The study authors concluded that a single genetic change can make a person seem more compassionate or kind to others. The findings aim to reinforce that healthy humans are conditioned to recognize strangers who may help them out in a tough situation. They also make way for genetic therapies for people who are not naturally sympathetic.
It's remarkable that complete strangers could pick up on who's trustworthy, kind or compassionate in 20 seconds when all they saw was a person sitting in a chair listening to someone talk, said Aleksandr Kogan, lead author of the study and a postdoctoral student at the University of Toronto at Mississauga.
The study, published Monday in the online version of the Proceedings of the National Academy of Sciences, builds up on a previous research on the human genetic predisposition to empathy.
The gene in question produces a receptor that latches onto the love hormone oxytocin. A single change in the receptor can result in higher or lower empathy, or how much a person is emotionally inclined to others.
What ultimately makes us kind and cooperative is a mixture of numerous genetic and non-genetic factors. No one gene is doing the trick. Instead, each of these many forces is a thread pulling a person in one direction or another, and the oxytocin receptor gene is one of these threads, Kogan said.
DNA samples were taken from two dozen couples. Researchers documented the couples as they talked about times when they had suffered. Researchers only recorded video of the partners as they took turns listening.
A separate group of observers, who did not know the couples, were shown 20-second video clips of the listeners and asked to rate who seemed most trustworthy, kind and compassionate, based on their facial expressions and body language.
The listeners who got the highest ratings for empathy, it turned out, possess a similar variation of the oxytocin receptor gene, known as the G version.
People can't see genes, so there has to be something going on that is signaling these genetic differences to the strangers, Kogan said. What we found is that the people who had two copies of the G version displayed more trustworthy behaviors -- more head nods, more eye contact, more smiling, more open body posture. And it was these behaviors that signaled kindness to the strangers.

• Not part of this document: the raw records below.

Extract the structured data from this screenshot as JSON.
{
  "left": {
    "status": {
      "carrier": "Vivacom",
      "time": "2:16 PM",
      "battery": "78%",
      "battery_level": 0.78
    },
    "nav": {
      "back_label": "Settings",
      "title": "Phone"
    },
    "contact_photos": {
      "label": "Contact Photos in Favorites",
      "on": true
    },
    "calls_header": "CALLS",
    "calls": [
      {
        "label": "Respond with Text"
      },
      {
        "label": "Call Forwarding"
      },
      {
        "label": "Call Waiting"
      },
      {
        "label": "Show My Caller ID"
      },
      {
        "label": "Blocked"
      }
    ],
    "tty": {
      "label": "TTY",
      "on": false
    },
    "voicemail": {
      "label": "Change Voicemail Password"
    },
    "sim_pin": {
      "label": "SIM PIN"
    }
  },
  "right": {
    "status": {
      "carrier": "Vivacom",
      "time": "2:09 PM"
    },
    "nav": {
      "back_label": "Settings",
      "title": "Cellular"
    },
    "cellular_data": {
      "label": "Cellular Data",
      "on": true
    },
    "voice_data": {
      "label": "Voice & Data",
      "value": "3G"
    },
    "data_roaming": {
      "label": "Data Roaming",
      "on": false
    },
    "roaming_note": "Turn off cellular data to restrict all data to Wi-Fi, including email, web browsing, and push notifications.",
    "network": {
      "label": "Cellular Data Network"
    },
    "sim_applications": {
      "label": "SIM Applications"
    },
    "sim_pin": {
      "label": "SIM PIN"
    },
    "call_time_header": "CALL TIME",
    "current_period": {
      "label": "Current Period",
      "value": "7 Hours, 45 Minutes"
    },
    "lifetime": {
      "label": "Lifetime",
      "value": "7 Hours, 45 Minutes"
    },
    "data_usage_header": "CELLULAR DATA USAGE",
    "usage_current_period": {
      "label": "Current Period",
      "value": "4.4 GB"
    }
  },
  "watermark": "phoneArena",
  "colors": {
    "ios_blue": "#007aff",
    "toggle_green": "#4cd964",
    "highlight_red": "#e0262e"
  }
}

Widely known as the cuddle or love hormone, oxytocin is secreted into the bloodstream and the brain, where it promotes social interaction, bonding and romantic love, among other functions.
Kogan pointed out that having the non-G versions did not render a person unsympathetic.
An earlier U.C. Berkeley study found that people with two copies of the G version of the receptor, one from their mother and one from their father, were more empathetic than study subjects with only a single copy of the G variant or other variants.